Fucik, Verfahren in Ehe‑ und Kindschaftsangelegenheiten nach dem KindNamRÄG 2013, ÖJZ 2103/32 [304], meint, dass die Mediation durch einen Auftrag zur Teilnahme an einem Erstgespräch nicht unfreiwillig werde, weil ein Zwang zur Teilnahme, ja auch nur zum Abschluss einer Mediationsvereinbarung, von § 107 Abs 3 AußStrG nicht gedeckt sei (ebenso Fucik in Deixler-Hübner/Fucik/Huber, Das neue Kindschaftsrecht, 153).

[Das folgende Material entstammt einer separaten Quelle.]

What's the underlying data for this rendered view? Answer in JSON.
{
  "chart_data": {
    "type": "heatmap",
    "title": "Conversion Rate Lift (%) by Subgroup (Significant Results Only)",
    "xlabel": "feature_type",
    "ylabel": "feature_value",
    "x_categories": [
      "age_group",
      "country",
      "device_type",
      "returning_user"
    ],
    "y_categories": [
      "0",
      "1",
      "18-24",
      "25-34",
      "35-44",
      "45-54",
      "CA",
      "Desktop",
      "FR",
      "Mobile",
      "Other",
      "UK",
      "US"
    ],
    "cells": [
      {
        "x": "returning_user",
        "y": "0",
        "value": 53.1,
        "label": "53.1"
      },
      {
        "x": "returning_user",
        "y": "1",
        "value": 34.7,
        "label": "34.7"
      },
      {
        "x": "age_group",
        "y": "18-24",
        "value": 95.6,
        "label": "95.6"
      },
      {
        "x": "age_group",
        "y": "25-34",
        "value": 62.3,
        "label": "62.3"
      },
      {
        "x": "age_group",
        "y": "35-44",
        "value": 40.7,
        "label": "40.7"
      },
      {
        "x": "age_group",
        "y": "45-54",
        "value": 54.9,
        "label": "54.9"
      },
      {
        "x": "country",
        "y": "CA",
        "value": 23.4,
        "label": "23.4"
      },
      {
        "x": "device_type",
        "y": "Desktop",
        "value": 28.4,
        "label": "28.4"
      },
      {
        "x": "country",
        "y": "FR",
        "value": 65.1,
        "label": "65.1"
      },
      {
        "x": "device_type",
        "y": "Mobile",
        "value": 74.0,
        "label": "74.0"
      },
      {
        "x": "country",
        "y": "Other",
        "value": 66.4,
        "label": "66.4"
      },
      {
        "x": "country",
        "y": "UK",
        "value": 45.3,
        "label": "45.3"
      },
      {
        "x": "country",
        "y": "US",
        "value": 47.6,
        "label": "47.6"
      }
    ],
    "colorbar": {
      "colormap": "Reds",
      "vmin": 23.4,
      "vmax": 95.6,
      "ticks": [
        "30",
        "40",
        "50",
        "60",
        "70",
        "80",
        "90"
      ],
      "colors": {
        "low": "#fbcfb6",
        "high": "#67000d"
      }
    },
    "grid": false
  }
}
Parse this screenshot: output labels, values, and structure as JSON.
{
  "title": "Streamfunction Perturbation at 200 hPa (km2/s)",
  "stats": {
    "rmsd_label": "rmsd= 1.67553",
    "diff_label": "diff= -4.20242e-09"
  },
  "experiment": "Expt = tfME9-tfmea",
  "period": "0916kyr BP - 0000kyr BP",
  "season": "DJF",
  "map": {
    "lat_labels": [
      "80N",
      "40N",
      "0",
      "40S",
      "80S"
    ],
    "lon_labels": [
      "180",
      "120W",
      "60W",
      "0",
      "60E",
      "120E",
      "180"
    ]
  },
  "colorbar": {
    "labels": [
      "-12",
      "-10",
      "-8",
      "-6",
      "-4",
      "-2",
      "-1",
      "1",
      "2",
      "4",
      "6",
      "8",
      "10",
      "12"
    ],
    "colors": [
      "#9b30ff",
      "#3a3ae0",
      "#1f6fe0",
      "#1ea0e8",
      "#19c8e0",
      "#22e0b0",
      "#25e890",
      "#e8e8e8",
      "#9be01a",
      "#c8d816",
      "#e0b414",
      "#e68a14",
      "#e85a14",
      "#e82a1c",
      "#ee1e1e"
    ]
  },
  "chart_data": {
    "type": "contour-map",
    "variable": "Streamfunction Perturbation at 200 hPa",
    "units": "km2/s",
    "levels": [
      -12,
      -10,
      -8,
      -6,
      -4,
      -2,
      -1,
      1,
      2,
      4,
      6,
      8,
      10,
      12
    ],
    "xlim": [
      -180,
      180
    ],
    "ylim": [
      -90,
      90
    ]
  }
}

4. Auch der erkennende Senat vertritt, dass angesichts der Klarheit des Gesetzes selbst und der Materialien davon auszugehen ist, dass bloß ein Erstgespräch über Mediation im Sinn des § 107 Abs 3 AußStrG vom Gericht angeordnet werden darf und nicht die Teilnahme an Mediationssitzungen selbst.
Der Ansicht des Rekursgerichts, dass die Anordnung verbindlicher Mediation angesichts der bloß demonstrativen Aufzählung in § 107 Abs 3 AußStrG als „andere geeignete Maßnahme“ zulässig sei, ist – wie dargelegt – nicht beizutreten. Dies käme einer Umgehung des offensichtlichen Willens des Gesetzgebers gleich.
5. Dies führt zur ersatzlosen Behebung der Anordnung der Teilnahme der Eltern an fünf Mediationssitzungen.